List all the one-to-one functions from \(\{1,2\}\) to \(\{a,b,c,d\}\).

**Hint**-
List the images of each function.

Exercise \(\PageIndex{10}\label{ex:oneonefcn-10}\)

Is it possible to find a one-to-one function from \(\{1,2,3,4\}\) to \(\{1,2\}\)?

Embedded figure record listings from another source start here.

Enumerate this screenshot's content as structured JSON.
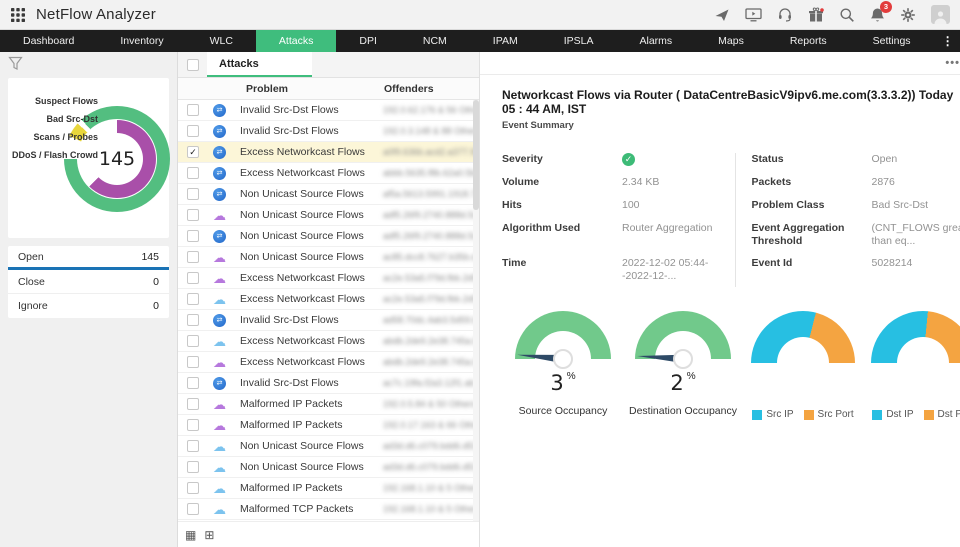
{
  "app": {
    "title": "NetFlow Analyzer"
  },
  "header": {
    "icons": [
      "promo-icon",
      "demo-screen-icon",
      "support-headset-icon",
      "whats-new-gift-icon",
      "search-icon",
      "notifications-bell-icon",
      "settings-gear-icon",
      "user-avatar"
    ],
    "notification_count": "3"
  },
  "nav": {
    "items": [
      {
        "label": "Dashboard",
        "active": false
      },
      {
        "label": "Inventory",
        "active": false
      },
      {
        "label": "WLC",
        "active": false
      },
      {
        "label": "Attacks",
        "active": true
      },
      {
        "label": "DPI",
        "active": false
      },
      {
        "label": "NCM",
        "active": false
      },
      {
        "label": "IPAM",
        "active": false
      },
      {
        "label": "IPSLA",
        "active": false
      },
      {
        "label": "Alarms",
        "active": false
      },
      {
        "label": "Maps",
        "active": false
      },
      {
        "label": "Reports",
        "active": false
      },
      {
        "label": "Settings",
        "active": false
      }
    ],
    "overflow_icon": "⋮"
  },
  "sidebar": {
    "total": "145",
    "legend": [
      "Suspect Flows",
      "Bad Src-Dst",
      "Scans / Probes",
      "DDoS / Flash Crowd"
    ],
    "status_rows": [
      {
        "label": "Open",
        "value": "145",
        "active": true
      },
      {
        "label": "Close",
        "value": "0",
        "active": false
      },
      {
        "label": "Ignore",
        "value": "0",
        "active": false
      }
    ]
  },
  "table": {
    "tab": "Attacks",
    "columns": [
      "Problem",
      "Offenders"
    ],
    "rows": [
      {
        "icon": "router",
        "problem": "Invalid Src-Dst Flows",
        "offenders": "192.0.62.176 & 56 Others",
        "selected": false
      },
      {
        "icon": "router",
        "problem": "Invalid Src-Dst Flows",
        "offenders": "192.0.3.148 & 88 Others",
        "selected": false
      },
      {
        "icon": "router",
        "problem": "Excess Networkcast Flows",
        "offenders": "a0f9.636b.acd2.a377.9b...",
        "selected": true
      },
      {
        "icon": "router",
        "problem": "Excess Networkcast Flows",
        "offenders": "abbb.5635.f8b.62a0.5bc...",
        "selected": false
      },
      {
        "icon": "router",
        "problem": "Non Unicast Source Flows",
        "offenders": "af5a.5613.5991.1918.7...",
        "selected": false
      },
      {
        "icon": "cloud-purple",
        "problem": "Non Unicast Source Flows",
        "offenders": "adf5.26f9.2740.888d.5c...",
        "selected": false
      },
      {
        "icon": "router",
        "problem": "Non Unicast Source Flows",
        "offenders": "adf5.26f9.2740.888d.5c...",
        "selected": false
      },
      {
        "icon": "cloud-purple",
        "problem": "Non Unicast Source Flows",
        "offenders": "ac85.dcc8.7627.b35b.d8...",
        "selected": false
      },
      {
        "icon": "cloud-purple",
        "problem": "Excess Networkcast Flows",
        "offenders": "ac2e.53a5.f79d.fbb.2d5...",
        "selected": false
      },
      {
        "icon": "cloud-blue",
        "problem": "Excess Networkcast Flows",
        "offenders": "ac2e.53a5.f79d.fbb.2d5...",
        "selected": false
      },
      {
        "icon": "router",
        "problem": "Invalid Src-Dst Flows",
        "offenders": "ad58.70dc.4ab3.5d59.b...",
        "selected": false
      },
      {
        "icon": "cloud-blue",
        "problem": "Excess Networkcast Flows",
        "offenders": "abdb.2de9.2e38.745a.b...",
        "selected": false
      },
      {
        "icon": "cloud-purple",
        "problem": "Excess Networkcast Flows",
        "offenders": "abdb.2de9.2e38.745a.b...",
        "selected": false
      },
      {
        "icon": "router",
        "problem": "Invalid Src-Dst Flows",
        "offenders": "ac7c.19fa.f2a3.12f1.ab...",
        "selected": false
      },
      {
        "icon": "cloud-purple",
        "problem": "Malformed IP Packets",
        "offenders": "192.0.5.84 & 50 Others",
        "selected": false
      },
      {
        "icon": "cloud-purple",
        "problem": "Malformed IP Packets",
        "offenders": "192.0.17.163 & 66 Others",
        "selected": false
      },
      {
        "icon": "cloud-blue",
        "problem": "Non Unicast Source Flows",
        "offenders": "ad3d.d6.c079.bdd6.d53b...",
        "selected": false
      },
      {
        "icon": "cloud-blue",
        "problem": "Non Unicast Source Flows",
        "offenders": "ad3d.d6.c079.bdd6.d53b...",
        "selected": false
      },
      {
        "icon": "cloud-blue",
        "problem": "Malformed IP Packets",
        "offenders": "192.168.1.10 & 5 Others",
        "selected": false
      },
      {
        "icon": "cloud-blue",
        "problem": "Malformed TCP Packets",
        "offenders": "192.168.1.10 & 5 Others",
        "selected": false
      }
    ]
  },
  "detail": {
    "menu_dots": "•••",
    "close_label": "✕",
    "title": "Networkcast Flows via Router ( DataCentreBasicV9ipv6.me.com(3.3.3.2)) Today 05 : 44 AM, IST",
    "subtitle": "Event Summary",
    "fields_left": [
      {
        "label": "Severity",
        "value": "",
        "icon": "check"
      },
      {
        "label": "Volume",
        "value": "2.34 KB"
      },
      {
        "label": "Hits",
        "value": "100"
      },
      {
        "label": "Algorithm Used",
        "value": "Router Aggregation",
        "tall": true
      },
      {
        "label": "Time",
        "value": "2022-12-02 05:44--2022-12-..."
      }
    ],
    "fields_right": [
      {
        "label": "Status",
        "value": "Open"
      },
      {
        "label": "Packets",
        "value": "2876"
      },
      {
        "label": "Problem Class",
        "value": "Bad Src-Dst"
      },
      {
        "label": "Event Aggregation Threshold",
        "value": "(CNT_FLOWS greater than eq...",
        "tall": true
      },
      {
        "label": "Event Id",
        "value": "5028214"
      }
    ]
  },
  "chart_data": [
    {
      "type": "donut",
      "title": "Attack events by category",
      "center_label": "145",
      "legend_position": "left",
      "segments": [
        {
          "label": "Suspect Flows",
          "color": "#53be80",
          "arc_percent": 86
        },
        {
          "label": "Bad Src-Dst",
          "color": "#a94fa9",
          "arc_percent": 62
        },
        {
          "label": "Scans / Probes",
          "color": "#e8d63c",
          "arc_percent": 4
        },
        {
          "label": "DDoS / Flash Crowd",
          "color": "#cccccc",
          "arc_percent": 0
        }
      ],
      "outer_ring_arcs": [
        {
          "color": "#53be80",
          "start": 0,
          "end": 270
        },
        {
          "color": null,
          "start": 270,
          "end": 296
        },
        {
          "color": "#e8d63c",
          "start": 296,
          "end": 312
        },
        {
          "color": null,
          "start": 312,
          "end": 318
        },
        {
          "color": "#53be80",
          "start": 318,
          "end": 360
        }
      ],
      "inner_ring_arcs": [
        {
          "color": "#a94fa9",
          "start": 0,
          "end": 225
        },
        {
          "color": null,
          "start": 225,
          "end": 360
        }
      ]
    },
    {
      "type": "gauge",
      "label": "Source Occupancy",
      "value": 3,
      "unit": "%",
      "min": 0,
      "max": 100,
      "color": "#71c98b"
    },
    {
      "type": "gauge",
      "label": "Destination Occupancy",
      "value": 2,
      "unit": "%",
      "min": 0,
      "max": 100,
      "color": "#71c98b"
    },
    {
      "type": "half-donut",
      "series": [
        {
          "name": "Src IP",
          "value": 58,
          "color": "#27bfe2"
        },
        {
          "name": "Src Port",
          "value": 42,
          "color": "#f4a441"
        }
      ]
    },
    {
      "type": "half-donut",
      "series": [
        {
          "name": "Dst IP",
          "value": 53,
          "color": "#27bfe2"
        },
        {
          "name": "Dst Port",
          "value": 47,
          "color": "#f4a441"
        }
      ]
    }
  ]
}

Explain.

Exercise \(\PageIndex{11}\label{ex:oneonefcn-11}\)

Determine which of the following functions are one-to-one.

- \( f : {\mathbb{Z}_{10}}\to{\mathbb{Z}_{10}}\); \(h(n)\equiv 3n\) (mod 10).
- \( g : {\mathbb{Z}_{10}}\to{\mathbb{Z}_{10}}\); \(g(n)\equiv 5n\) (mod 10).
- \( h : {\mathbb{Z}_{36}}\to{\mathbb{Z}_{36}}\); \(h(n)\equiv 3n\) (mod 36).

Exercise \(\PageIndex{12}\label{ex:oneonefcn-12}\)

Determine which of the following functions are one-to-one.

- \(r:{\mathbb{Z}_{36}}\to{\mathbb{Z}_{36}}\); \(r(n)\equiv 5n\) (mod 36).
- \(s:{\mathbb{Z}_{10}}\to{\mathbb{Z}_{10}}\); \(s(n)\equiv n+5\) (mod 10).
- \(t:{\mathbb{Z}_{10}}\to{\mathbb{Z}_{10}}\); \(t(n)\equiv 3n+5\) (mod 10).

Exercise \(\PageIndex{13}\label{ex:oneonefcn-13}\)

Determine which of the following functions are one-to-one.

- \(\alpha:{\mathbb{Z}_{12}}\to{\mathbb{Z}_{ 7}}\); \(\alpha(n)\equiv 2n\) (mod 7).
- \(\beta :{\mathbb{Z}_{ 8}}\to{\mathbb{Z}_{12}}\); \(\beta (n)\equiv 3n\) (mod 12).
- \(\gamma:{\mathbb{Z}_{ 6}}\to{\mathbb{Z}_{12}}\); \(\gamma(n)\equiv 2n\) (mod 12).
- \(\delta:{\mathbb{Z}_{12}}\to{\mathbb{Z}_{36}}\); \(\delta(n)\equiv 6n\) (mod 36).

Exercise \(\PageIndex{14}\label{ex:oneonefcn-14}\)

Give an example of a one-to-one function \(f\) from \(\mathbb{N}\) to \(\mathbb{N}\) that is not the identity function.